Jared Bartlett (born April 1, 2001) is an American professional football linebacker for the Jacksonville Jaguars of the National Football League (NFL). He played college football for Cincinnati and West Virginia. He signed with the New York Jets as an undrafted free agent in 2025.

== Early life ==
Bartlett attended Collins Hill High School, where he played for head coach Lenny Gregory. Over two varsity seasons, he recorded 156 tackles (117 solo), 10 sacks, 23 tackles for loss, 13 quarterback hurries, and two fumble recoveries. He earned All-Region 6-7A honors twice and was named to the All-County first team as a senior after receiving honorable mention as a junior. Bartlett also competed in track and field. He is the brother of former Pittsburgh Steelers defensive lineman Stephon Tuitt.

== College career ==

=== West Virginia ===
Bartlett played in 50 games for West Virginia from 2019 to 2023, totaling 134 tackles and 21.0 tackles for loss.
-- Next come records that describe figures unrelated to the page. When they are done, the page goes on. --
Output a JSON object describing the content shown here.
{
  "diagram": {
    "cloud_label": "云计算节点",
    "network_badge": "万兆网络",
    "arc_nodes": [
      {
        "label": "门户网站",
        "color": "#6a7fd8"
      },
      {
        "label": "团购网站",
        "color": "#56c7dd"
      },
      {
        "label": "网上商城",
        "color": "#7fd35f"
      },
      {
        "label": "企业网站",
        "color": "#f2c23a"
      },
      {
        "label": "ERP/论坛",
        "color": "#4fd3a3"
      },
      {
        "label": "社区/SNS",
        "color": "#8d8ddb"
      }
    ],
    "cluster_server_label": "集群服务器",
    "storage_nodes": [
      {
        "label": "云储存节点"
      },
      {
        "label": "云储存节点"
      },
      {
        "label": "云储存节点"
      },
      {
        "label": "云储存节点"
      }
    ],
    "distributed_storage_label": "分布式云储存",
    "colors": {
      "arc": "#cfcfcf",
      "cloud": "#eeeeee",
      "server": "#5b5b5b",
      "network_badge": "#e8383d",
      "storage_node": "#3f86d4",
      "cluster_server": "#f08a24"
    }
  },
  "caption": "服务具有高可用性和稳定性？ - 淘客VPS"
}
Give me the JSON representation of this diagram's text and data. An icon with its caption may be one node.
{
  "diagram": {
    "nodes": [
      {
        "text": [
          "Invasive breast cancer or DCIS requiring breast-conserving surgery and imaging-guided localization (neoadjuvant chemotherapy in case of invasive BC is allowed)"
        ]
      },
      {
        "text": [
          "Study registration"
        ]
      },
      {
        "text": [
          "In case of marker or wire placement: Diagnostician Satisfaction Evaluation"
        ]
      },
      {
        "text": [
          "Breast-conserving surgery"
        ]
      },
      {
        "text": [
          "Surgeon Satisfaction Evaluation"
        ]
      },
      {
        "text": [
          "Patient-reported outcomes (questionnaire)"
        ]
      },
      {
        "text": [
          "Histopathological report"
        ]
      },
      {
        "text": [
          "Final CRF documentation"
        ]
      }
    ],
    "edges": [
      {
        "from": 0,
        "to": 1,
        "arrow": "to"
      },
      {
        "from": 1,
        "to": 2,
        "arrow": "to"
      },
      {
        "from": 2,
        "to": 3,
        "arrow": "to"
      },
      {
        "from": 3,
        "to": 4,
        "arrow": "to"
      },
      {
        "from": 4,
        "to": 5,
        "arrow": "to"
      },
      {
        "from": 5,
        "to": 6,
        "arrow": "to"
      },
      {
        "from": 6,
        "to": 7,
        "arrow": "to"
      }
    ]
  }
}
He was a two-time recipient of the Iron Mountaineer Award, presented to the program’s top offseason strength and conditioning performers (2022 and 2023). As a senior in 2023, he recorded 49 tackles, 6.0 tackles for loss, and 4.5 sacks, including a career-high seven tackles against Houston on October 12. In 2022, he earned Bronko Nagurski National Defensive Player of the Week honors following a three-sack performance against Virginia Tech.

=== Cincinnati ===
Bartlett transferred to Cincinnati for the 2024 season and became one of the Bearcats’ most productive defenders. He led the team in tackles (69), tackles for loss (11.5), and sacks (7.5), earning All-Big 12 honorable mention from conference coaches and Second-Team All-Big 12 honors from Phil Steele. He ranked second in the Big 12 in sacks and fourth in tackles for loss. Bartlett recorded a season-high ten tackles in the regular-season finale against TCU and delivered consistent production throughout the year, including seven tackles and a sack against West Virginia, five tackles and a 10-yard sack at Colorado, and six tackles with 1.5 sacks at UCF. He opened the season with six tackles and two tackles for loss against Towson.

== Professional career ==

Pre-draft measurables
| Height | Weight | Arm length | Hand span | Wingspan | 40-yard dash | 10-yard split | 20-yard split | 20-yard shuttle | Three-cone drill | Vertical jump | Broad jump | Bench press |
| 6 ft 1+3⁄4 in (1.87 m) | 238 lb (108 kg) | 33+1⁄4 in (0.84 m) | 10+1⁄8 in (0.26 m) | 6 ft 6+1⁄2 in (1.99 m) | 4.65 s | 1.60 s | 2.70 s | 4.41 s | 7.07 s | 32.0 in (0.81 m) | 9 ft 7 in (2.92 m) | 19 reps |
All values from Pro Day

===New York Jets===
Bartlett signed with the New York Jets as an undrafted free agent on May 9, 2025. He was waived on July 24.

===Green Bay Packers===
On July 30, 2025, Bartlett signed with the Green Bay Packers. He was waived on August 26.

===Arizona Cardinals===
On September 2, 2025, the Arizona Cardinals signed Bartlett to their practice squad. Bartlett made his NFL debut on November 9, against the Seattle Seahawks. He was signed to the active roster on November 15, but was waived two days later. Bartlett was subsequently re-signed to the team's practice squad on November 19.

===Carolina Panthers===
On January 12, 2026, Bartlett signed a reserve/future contract with the Carolina Panthers. He was waived by the Panthers on July 26.

===Jacksonville Jaguars===
On August 2, 2026, Bartlett signed with the Jacksonville Jaguars, but was waived/injured four days later.